Ma questo è appunto quello che sostiene il Pd. Di Matteo è invece convinto del contrario: e anzi giovedì ha proposto un parallelismo assai ardito tra la sua mancata nomina alla direzione del Dap nel giugno 2018, le scarcerazioni del maggio scorso e la presunta trattativa del 1992-93, adombrando perfino il dubbio che, se lui non avesse sollevato il polverone telefonando a Massimo Giletti, “questa ondata di scarcerazioni sarebbe continuata all’infinito”. Insomma, tutto un guazzabuglio di insinuazioni e complottismi che però, mentre veniva contestato dal Pd, veniva intanto legittimato da certi interventi, più o meno consapevoli, dei grillini. Consapevole lo era invece, di certo, il presidente Morra. “Che tra il difendere Di Matteo e il difendere Bonafede, ha già deciso cosa fare”, osserva Lupi. Lo aveva già deciso settimane fa, quando con tweet allusivi aveva rinfacciato a Bonafede le nomine che aveva fatto, salvo poi schermirsi di fronte a chi traeva le inevitabili conclusioni: “Anche oggi apprendo da opinionisti che sarei in contrapposizione a colleghi del M5s. Anche oggi Morra tramerebbe contro il ministro. Ma Morra combatte e si batte contro il sistema oggi, ieri e domani”, scriveva il 30 maggio, con una prosopopea di sé, in terza persona, che manco Napoleone ad Austerlitz. “Ma credo che in effetti lui voglia solo dimostrare di essere il più puro paladino dell’Antimafia a 5 stelle”, dice Lupi. Il che, certo, andrebbe relegato a episodio marginale di quel filone di letteratura dadaista che è la politica interna del M5s.

 

Se non fosse che Morra, nelle sue ansie di gloria, rischia adesso di creare un problema al governo. Perché, come dice Mirabelli, “è sbagliato usare Di Matteo per delegittimare Bonafede”. E perché, come aggiunge Lupi con perfida logica, “i grillini dicevano che quella tra Bonafede e Di Matteo era stata un’incomprensione di una sera. E invece a distanza di oltre un mese dalla telefonata a Giletti, il magistrato è venuto in una sede istituzionale a ribadire tutte le sue critiche all’operato del ministro.

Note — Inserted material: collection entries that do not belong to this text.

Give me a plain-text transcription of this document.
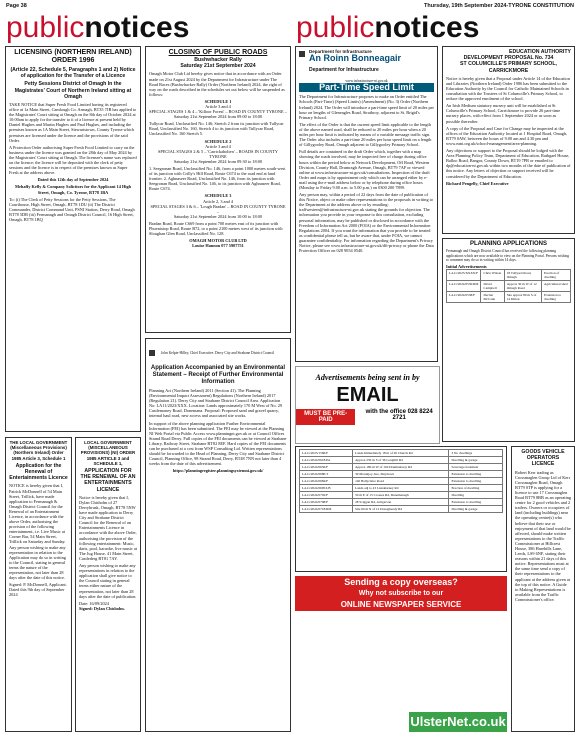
Page 38	Thursday, 19th September 2024-TYRONE CONSTITUTION
publicnotices	publicnotices
LICENSING (NORTHERN IRELAND) ORDER 1996
(Article 22, Schedule 5, Paragraphs 1 and 2) Notice of application for the Transfer of a Licence
Petty Sessions District of Omagh In the Magistrates' Court of Northern Ireland sitting at Omagh

TAKE NOTICE that Super Fresh Food Limited having its registered office at 1a Main Street, Camlough Co. Armagh, BT35 7JB has applied to the Magistrates' Court sitting at Omagh on the 8th day of October 2024 at 10:00am to apply for the transfer to it of a licence at present held by Daniel Hughes and Martin Hughes and Paul Hughes, and including the premises known as 1A Main Street, Stewartstown, County Tyrone which premises are licensed under the licence and the provisions of the said Order.

A Protection Order authorising Super Fresh Food Limited to carry on the business under the licence was granted on the 28th day of May 2024 by the Magistrates' Court sitting at Omagh. The licensee's name was replaced on the licence; the licence will be deposited with the clerk of petty sessions and the licence is in respect of the premises known as Super Fresh at the address above.

Dated this 12th day of September 2024
Mehaffy Kelly & Company Solicitors for the Applicant 14 High Street, Omagh, Co. Tyrone, BT78 1BA

To: (i) The Clerk of Petty Sessions for the Petty Sessions, The Courthouse, High Street, Omagh, BT78 1DU (ii) The District Commander, District Command Unit, PSNI Station, Derry Road, Omagh BT78 5DR (iii) Fermanagh and Omagh District Council, 16 High Street, Omagh, BT78 1BQ

THE LOCAL GOVERNMENT (Miscellaneous Provisions) (Northern Ireland) Order 1985 Article 3, Schedule 1
Application for the Renewal of Entertainments Licence

NOTICE is hereby given that I, Patrick McDonnell of 54 Main Street, Trillick, have made application to Fermanagh & Omagh District Council for the Renewal of an Entertainment Licence, in accordance with the above Order, authorising the provision of the following entertainment, i.e. Live Music at Corner Bar, 54 Main Street, Trillick on Saturday and Sunday. Any person wishing to make any representation in relation to the Application may do so in writing to the Council, stating in general terms the nature of the representation, not later than 28 days after the date of this notice.

Signed: P. McDonnell, Applicant. Dated this 9th day of September 2024

LOCAL GOVERNMENT (MISCELLANEOUS PROVISIONS) (NI) ORDER 1985 ARTICLE 3 and SCHEDULE 1,
APPLICATION FOR THE RENEWAL OF AN ENTERTAINMENTS LICENCE

Notice is hereby given that I, Dylan Chisholm of 27 Derrybrusk, Omagh, BT78 5NW have made application to Derry City and Strabane District Council for the Renewal of an Entertainments Licence in accordance with the above Order, authorising the provision of the following entertainment: Music, darts, pool, karaoke, live music at The Jug House, 41 Main Street, Castlederg BT81 7AY.

Any person wishing to make any representations in relation to the application shall give notice to the Council stating in general terms either nature of the representation, not later than 28 days after the date of publication.

Date: 16/09/2024
Signed: Dylan Chisholm.
CLOSING OF PUBLIC ROADS
Bushwhacker Rally
Saturday 21st September 2024

Omagh Motor Club Ltd hereby gives notice that in accordance with an Order made on 21st August 2024 by the Department for Infrastructure under The Road Races (Bushwhacker Rally) Order (Northern Ireland) 2024, the right of way on the roads described in the schedules set out below will be suspended as follows:

SCHEDULE 1
Article 3 and 4
SPECIAL STAGES 1 & 4 – 'Killoor Forest' – ROAD IN COUNTY TYRONE –
Saturday 21st September 2024 from 09:00 to 18:00

Tullycar Road, Unclassified No. 146; Stretch 2 from its junction with Tullycar Road, Unclassified No. 160, Stretch 4 to its junction with Tullycar Road, Unclassified No. 160 Stretch 5.

SCHEDULE 2
Article 3 and 4
SPECIAL STAGES 2 & 5 – 'Carrickaholten' – ROADS IN COUNTY TYRONE
Saturday 21st September 2024 from 09:30 to 18:00

1. Seegronan Road, Unclassified No. 146, from a point 1000 metres south-west of its junction with Crilly's Hill Road, Route C674 to the road end at land frontier. 2. Aghnaseer Road, Unclassified No. 146, from its junction with Seegronan Road, Unclassified No. 146, to its junction with Aghnaseer Road, Route C674.

SCHEDULE 3
Article 2, 3 and 4
SPECIAL STAGES 3 & 6 – 'Lough Bradan' – ROAD IN COUNTY TYRONE –
Saturday 21st September 2024 from 10:00 to 18:00

Bradan Road, Route C669 from a point 700 metres east of its junction with Phoenixtop Road, Route B72, to a point 2100 metres west of its junction with Sloughan Glen Road, Unclassified No. 128.

OMAGH MOTOR CLUB LTD
Louise Hannon 077 5907751
John Kelpie-Hilley, Chief Executive. Derry City and Strabane District Council
Application Accompanied by an Environmental Statement – Receipt of Further Environmental Information

Planning Act (Northern Ireland) 2011 (Section 41). The Planning (Environmental Impact Assessment) Regulations (Northern Ireland) 2017 (Regulation 21). Derry City and Strabane District Council Area. Application No: LA11/2023/XXX. Location: Lands approximately 170 M West of No. 29 Castlemoney Road, Donemana. Proposal: Proposed sand and gravel quarry, internal haul road, new access and associated site works.

In support of the above planning application Further Environmental Information (FEI) has been submitted. The FEI may be viewed at the Planning NI Web Portal via Public Access www.planningni.gov.uk or at Council Offices Strand Road Derry. Full copies of the FEI documents can be viewed at Strabane Library, Railway Street, Strabane BT82 8EF. Hard copies of the FEI documents can be purchased at a cost from WSP Consulting Ltd. Written representations should be forwarded to the Head of Planning, Derry City and Strabane District Council, Planning Office, 98 Strand Road, Derry, BT48 7NN not later than 4 weeks from the date of this advertisement.

https://planningregister.planningsystemni.gov.uk/
Department for Infrastructure
An Roinn Bonneagair
Department for Infrastructure
www.infrastructure-ni.gov.uk
Part-Time Speed Limit

The Department for Infrastructure proposes to make an Order entitled The Schools (Part-Time) (Speed Limits) (Amendment) (No. 3) Order (Northern Ireland) 2024. The Order will introduce a part-time speed limit of 20 miles per hour on lengths of Gleneagles Road, Strathroy, adjacent to St. Brigid's Primary School.

The effect of the Order is that the current speed limit applicable to the length of the above named road, shall be reduced to 20 miles per hour when a 20 miles per hour limit is indicated by means of a variable message traffic sign. The Order also includes a part-time 20 miles per hour speed limit on a length of Gillygooley Road, Omagh adjacent to Gillygooley Primary School.

Full details are contained in the draft Order which, together with a map showing the roads involved, may be inspected free of charge during office hours within the period below at Network Development, Off Road, Western Division, County Hall, Drumragh Avenue, Omagh, BT79 7AF or viewed online at www.infrastructure-ni.gov.uk/consultations. Inspection of the draft Order and maps is by appointment only which can be arranged either by e-mail using the e-mail address below or by telephone during office hours (Monday to Friday 9.00 a.m. to 5.00 p.m.) on 0300 200 7899.

Any person may, within a period of 22 days from the date of publication of this Notice, object or make other representations to the proposals in writing to the Department at the address above or by emailing: traffwestern@infrastructure-ni.gov.uk stating the grounds for objection. The information you provide in your response to this consultation, excluding personal information, may be published or disclosed in accordance with the Freedom of Information Act 2000 (FOIA) or the Environmental Information Regulations 2004. If you want the information that you provide to be treated as confidential please tell us, but be aware that, under FOIA, we cannot guarantee confidentiality. For information regarding the Department's Privacy Notice, please see www.infrastructure-ni.gov.uk/dfi-privacy or phone the Data Protection Officer on 028 9054 0540.

Advertisements being sent in by
EMAIL
MUST BE PRE-PAID
with the office 028 8224 2721
LA11/2023/1566/F	Lands Immediately 18 m of 26 Church Rd	3 No dwellings
LA11/2024/0618/PA	Approx 250 m S of 36 Longhill Rd	Dwelling & garage
LA11/2024/0656/F	Approx 180 m W of 104 Drumnabuoy Rd	Sewerage treatment
LA11/2024/0680/T	39 Mountjoy Ave, Maydown	Extension to dwelling
LA11/2024/0684/F	140 Ballyclaire Road	Extension to dwelling
LA11/2024/0695/LB	Lands adj to 43 Lisnaharney Rd	Erection of dwelling
LA11/2024/0702/F	50 m E of 15 Crosses Rd, Dunamanagh	Dwelling
LA11/2024/0708/F	28 Sciggan Rd, Artigarvan	Extension to dwelling
LA11/2024/0718/RM	Site 60 m N of 12 Donagheady Rd	Dwelling & garage
Sending a copy overseas?
Why not subscribe to our
ONLINE NEWSPAPER SERVICE
UlsterNet.co.uk
EDUCATION AUTHORITY
DEVELOPMENT PROPOSAL No. 734
ST COLUMCILLE'S PRIMARY SCHOOL, CARRICKMORE

Notice is hereby given that a Proposal under Article 14 of the Education and Libraries (Northern Ireland) Order 1986 has been submitted to the Education Authority by the Council for Catholic Maintained Schools in consultation with the Trustees of St Columcille's Primary School, to reduce the approved enrolment of the school.

An Irish Medium statutory nursery unit will be established at St Columcille's Primary School, Carrickmore to provide 26 part-time nursery places, with effect from 1 September 2024 or as soon as possible thereafter.

A copy of the Proposal and Case for Change may be inspected at the offices of the Education Authority located at 1 Hospital Road, Omagh, BT79 0AW, between the hours of 9.00 am and 4.30 pm and www.eani.org.uk/school-management/area-planning.

Any objections or support to the Proposal should be lodged with the Area Planning Policy Team, Department of Education, Rathgael House, Balloo Road, Bangor, County Down, BT19 7PR or emailed to dp@education-ni.gov.uk within two months of the date of publication of this notice. Any letters of objection or support received will be considered by the Department of Education.

Richard Pengelly, Chief Executive
PLANNING APPLICATIONS

Fermanagh and Omagh District Council has received the following planning applications which are now available to view on the Planning Portal. Persons wishing to comment may do so in writing within 14 days.

Initial Advertisements
LA11/2023/XXXX/F	Chris Wilson	18 Tullyard Road, Omagh	Erection of dwelling
LA11/2024/0550/RM	David Campbell	Approx 30 m W of 12 Omagh Road	Agricultural shed
LA11/2024/0558/F	Declan McCann	Site approx 80 m S of 14 Killen	Extension to dwelling
GOODS VEHICLE OPERATORS LICENCE

Robert Kerr trading as Crossmaglen Group Ltd of Kerr Crossmaglen Road, Omagh BT79 0TP is applying for a licence to use 17 Crossmaglen Road BT79 8RB as an operating centre for 2 good vehicles and 2 trailers. Owners or occupiers of land (including buildings) near the operating centre(s) who believe that their use or enjoyment of that land would be affected, should make written representations to the Traffic Commissioner at Hillcrest House, 386 Harehills Lane, Leeds, LS9 6NF, stating their reasons within 21 days of this notice. Representations must at the same time send a copy of their representations to the applicant at the address given at the top of this notice. A Guide to Making Representations is available from the Traffic Commissioner's office.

Per questo noi ora vogliamo audire Bonafede. E Morra non potrà impedircelo”. Potrebbe, in verità, anche perché è quello che gli chiederanno Pd, Leu e M5s. Ma il punto è capire se vorrà: e lo si capirà martedì prossimo, nell’ufficio di presidenza. “Audire di nuovo il ministro non serve”, spiega Mirabelli. “Mi sembra evidente che abbiamo cose molto più urgenti di cui occuparci, in questa fase in cui le mafie, approfittando della crisi, comprano negozi e scalano aziende”. E però, nel trionfo del paradosso, le evidenze vanno a farsi benedire.